Outre l’accès aux intrants à base de microorganismes via des entreprises commercialisant des solutions prêtes à l’emploi, un deuxième mode d’accès aux microorganismes est en plein développement : la production à la ferme dans des biofabriques. Celui-ci est promu à la fois par des politiques publiques offrant des services d’extension rurale spécifique, par des réseaux spécialisés d’agriculteurs, et par des entreprises fournissant l’ensemble des ressources nécessaires. Ces ressources sont : les souches bactériennes, les milieux de culture, l’équipement et les produits d’hygiène, ainsi qu’un service de conseil et d’accompagnement. L’intérêt pour les agriculteurs d’une production à la ferme est de disposer des microorganismes quand ils le souhaitent, à un prix drastiquement réduit une fois leur biofabrique amortie. Ces installations sont néanmoins très souvent mises en causes par la communauté scientifique des microbiologistes, qui dénoncent des pratiques peu rigoureuses sur le plan sanitaire, impliquant un risque de libération dans la nature de microorganismes pathogènes et résistants. Les entreprises promouvant ces biofabriques à la ferme contestent ces risques. Elles argumentent de leur capacité à construire de véritables « laboratoires » à la ferme, respectant les plus hauts standards scientifiques et industriels, et recrutant des microbiologistes formés dans les meilleurs laboratoires de recherche publique. Leurs concurrentes commercialisant des solutions prêtes à l’emploi sont également critiques vis-à-vis de ces biofabriques, cherchant évidemment à protéger leurs marchés, et dénonçant elles aussi la piètre qualité des solutions produites à la ferme et des biofabriques au regard des standards qu’elles s’imposent.

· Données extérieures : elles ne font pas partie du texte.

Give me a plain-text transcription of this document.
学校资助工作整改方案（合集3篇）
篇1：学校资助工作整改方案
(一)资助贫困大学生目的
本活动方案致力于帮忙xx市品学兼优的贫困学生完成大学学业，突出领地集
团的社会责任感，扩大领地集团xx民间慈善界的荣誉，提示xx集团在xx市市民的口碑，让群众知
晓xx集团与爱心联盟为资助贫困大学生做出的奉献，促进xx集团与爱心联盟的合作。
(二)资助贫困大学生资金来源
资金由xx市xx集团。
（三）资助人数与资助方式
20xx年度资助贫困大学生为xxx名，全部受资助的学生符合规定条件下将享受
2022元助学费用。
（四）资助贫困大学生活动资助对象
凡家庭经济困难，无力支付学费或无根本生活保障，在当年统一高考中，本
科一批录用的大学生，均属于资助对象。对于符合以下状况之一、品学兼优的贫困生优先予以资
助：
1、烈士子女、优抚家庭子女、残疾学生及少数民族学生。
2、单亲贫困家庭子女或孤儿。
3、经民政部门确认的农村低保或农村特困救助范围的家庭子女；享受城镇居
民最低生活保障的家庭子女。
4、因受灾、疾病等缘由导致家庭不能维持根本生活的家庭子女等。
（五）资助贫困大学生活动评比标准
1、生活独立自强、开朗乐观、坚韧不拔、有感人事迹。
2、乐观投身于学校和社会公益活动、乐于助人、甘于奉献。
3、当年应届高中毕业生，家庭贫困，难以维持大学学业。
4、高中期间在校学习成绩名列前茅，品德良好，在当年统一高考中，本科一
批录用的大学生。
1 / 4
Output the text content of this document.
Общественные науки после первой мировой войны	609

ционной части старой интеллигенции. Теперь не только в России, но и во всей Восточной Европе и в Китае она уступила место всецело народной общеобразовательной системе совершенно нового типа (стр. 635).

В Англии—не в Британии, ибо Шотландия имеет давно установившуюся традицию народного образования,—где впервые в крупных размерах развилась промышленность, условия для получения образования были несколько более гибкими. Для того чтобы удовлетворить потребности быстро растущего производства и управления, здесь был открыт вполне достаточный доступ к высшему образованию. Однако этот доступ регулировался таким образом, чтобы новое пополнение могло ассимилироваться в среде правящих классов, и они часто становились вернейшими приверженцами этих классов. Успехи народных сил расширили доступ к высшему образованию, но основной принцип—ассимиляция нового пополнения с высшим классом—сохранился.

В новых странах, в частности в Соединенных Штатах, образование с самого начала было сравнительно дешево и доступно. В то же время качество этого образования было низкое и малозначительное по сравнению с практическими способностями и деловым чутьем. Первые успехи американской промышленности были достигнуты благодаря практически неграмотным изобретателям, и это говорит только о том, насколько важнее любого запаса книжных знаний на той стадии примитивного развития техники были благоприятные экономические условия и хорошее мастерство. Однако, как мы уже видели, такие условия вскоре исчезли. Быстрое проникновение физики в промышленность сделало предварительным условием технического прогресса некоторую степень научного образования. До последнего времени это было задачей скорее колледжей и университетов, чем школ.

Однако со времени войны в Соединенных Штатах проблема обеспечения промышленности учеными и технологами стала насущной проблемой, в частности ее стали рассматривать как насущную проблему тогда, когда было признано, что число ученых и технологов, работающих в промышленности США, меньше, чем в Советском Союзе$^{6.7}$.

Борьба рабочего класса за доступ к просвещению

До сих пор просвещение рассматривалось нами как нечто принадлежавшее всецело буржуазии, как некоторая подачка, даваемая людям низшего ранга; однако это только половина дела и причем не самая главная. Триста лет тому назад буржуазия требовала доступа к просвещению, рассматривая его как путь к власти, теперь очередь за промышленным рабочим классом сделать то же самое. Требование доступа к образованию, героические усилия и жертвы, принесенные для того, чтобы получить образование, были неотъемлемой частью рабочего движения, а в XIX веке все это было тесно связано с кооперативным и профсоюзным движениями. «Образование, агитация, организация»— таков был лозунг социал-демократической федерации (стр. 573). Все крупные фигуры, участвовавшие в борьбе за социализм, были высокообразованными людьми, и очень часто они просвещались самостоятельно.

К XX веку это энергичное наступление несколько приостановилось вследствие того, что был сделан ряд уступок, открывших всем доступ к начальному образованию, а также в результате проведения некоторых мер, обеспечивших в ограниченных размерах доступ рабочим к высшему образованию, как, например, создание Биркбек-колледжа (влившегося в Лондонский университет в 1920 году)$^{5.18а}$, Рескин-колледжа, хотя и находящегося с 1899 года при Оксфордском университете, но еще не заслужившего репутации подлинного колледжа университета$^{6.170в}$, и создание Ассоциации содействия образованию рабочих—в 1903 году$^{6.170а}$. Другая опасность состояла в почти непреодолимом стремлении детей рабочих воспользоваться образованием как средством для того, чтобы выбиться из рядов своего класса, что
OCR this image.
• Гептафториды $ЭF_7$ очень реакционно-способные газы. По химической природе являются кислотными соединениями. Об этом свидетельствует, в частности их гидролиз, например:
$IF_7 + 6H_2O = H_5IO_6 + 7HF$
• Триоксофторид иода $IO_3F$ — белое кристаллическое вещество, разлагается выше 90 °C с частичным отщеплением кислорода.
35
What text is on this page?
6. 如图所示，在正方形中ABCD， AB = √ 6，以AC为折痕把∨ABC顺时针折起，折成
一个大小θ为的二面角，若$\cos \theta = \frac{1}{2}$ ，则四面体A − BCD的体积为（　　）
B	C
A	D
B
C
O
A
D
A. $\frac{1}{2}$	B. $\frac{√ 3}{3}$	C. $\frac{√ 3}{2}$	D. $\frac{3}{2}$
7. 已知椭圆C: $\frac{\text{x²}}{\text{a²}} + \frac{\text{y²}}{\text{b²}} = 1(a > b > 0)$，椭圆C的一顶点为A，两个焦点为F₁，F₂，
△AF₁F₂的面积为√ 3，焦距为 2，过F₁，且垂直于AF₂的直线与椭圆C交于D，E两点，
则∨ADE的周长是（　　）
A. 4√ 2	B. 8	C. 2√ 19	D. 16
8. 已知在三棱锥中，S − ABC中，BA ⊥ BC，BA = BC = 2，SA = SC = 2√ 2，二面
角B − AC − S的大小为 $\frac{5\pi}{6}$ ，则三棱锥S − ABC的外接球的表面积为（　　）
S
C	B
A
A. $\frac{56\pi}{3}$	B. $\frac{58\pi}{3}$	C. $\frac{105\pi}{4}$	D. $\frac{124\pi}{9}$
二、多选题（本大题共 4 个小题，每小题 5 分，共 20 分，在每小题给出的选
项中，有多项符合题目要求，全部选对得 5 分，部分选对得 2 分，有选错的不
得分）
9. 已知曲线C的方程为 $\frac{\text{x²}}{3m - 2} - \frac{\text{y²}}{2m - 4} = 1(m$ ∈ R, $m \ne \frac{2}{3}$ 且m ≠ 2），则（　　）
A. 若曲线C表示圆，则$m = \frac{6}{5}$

L’enjeu d’une laboratorisation de la société

Un enjeu fort lié à l’essor des intrants à base de microorganismes se joue donc autour de la capacité des entrepreneurs et des agriculteurs à respecter et répliquer les standards qui président au sein des laboratoires de recherche spécialisés en microbiologie et biotechnologie. Ce mode de dissémination des technologies et des innovations n’est pas nouveau, puisqu’il a été décrit dès les années 1980 par l’anthropologue des sciences et des techniques Bruno Latour, à partir de ses travaux sur Pasteur et les vaccins, comme un processus de « laboratorisation » de la société. Cette approche confirme ici toute sa pertinence et son acuité, permettant de mettre en lumière tout le travail logistique, cognitif, mais aussi législatif nécessaire au développement d’alternatives microbiologiques aux intrants chimiques agricoles. Nous ne sommes probablement qu’au début de ce processus de laboratorisation, mais l’Amérique latine constitue assurément à sa manière un « laboratoire » de cette transition technologique.

Références
  • Goulet, F., Fonteyne S., López-Ridaura S., Niederle P., Odjo S., Schneider S., Verhulst N., Van Loon J., 2024. The emergence of microbiological inputs and the challenging laboratorisation of agriculture. Lessons from Brazil and Mexico. Agriculture and Human Values, https://doi.org/10.1007/s10460-024-10614-y
  • Goulet, F., 2023. On-Farm Agricultural Inputs and Changing Boundaries: Innovations around Production of Microorganisms in Brazil. Journal of Rural Studies, 101:103070, https://doi.org/10.1016/j.jrurstud.2023.103070
Le dispositif en Partenariat Politiques Publiques et Développement rural en Amérique Latine et dans les Caraïbes (PP-AL)

Ce réseau dP PP-AL  a été constitué sur la base d'un réseau de collaborations axées sur la recherche, la formation et l'animation scientifique dans les domaines des politiques agricoles, environnementales et de développement rural. Son objectif général est d'analyser et de comparer les processus de construction et de mise en œuvre de ces politiques, ainsi que leurs impacts en termes de développement rural, de lutte contre la pauvreté et d'atténuation des inégalités en Amérique latine.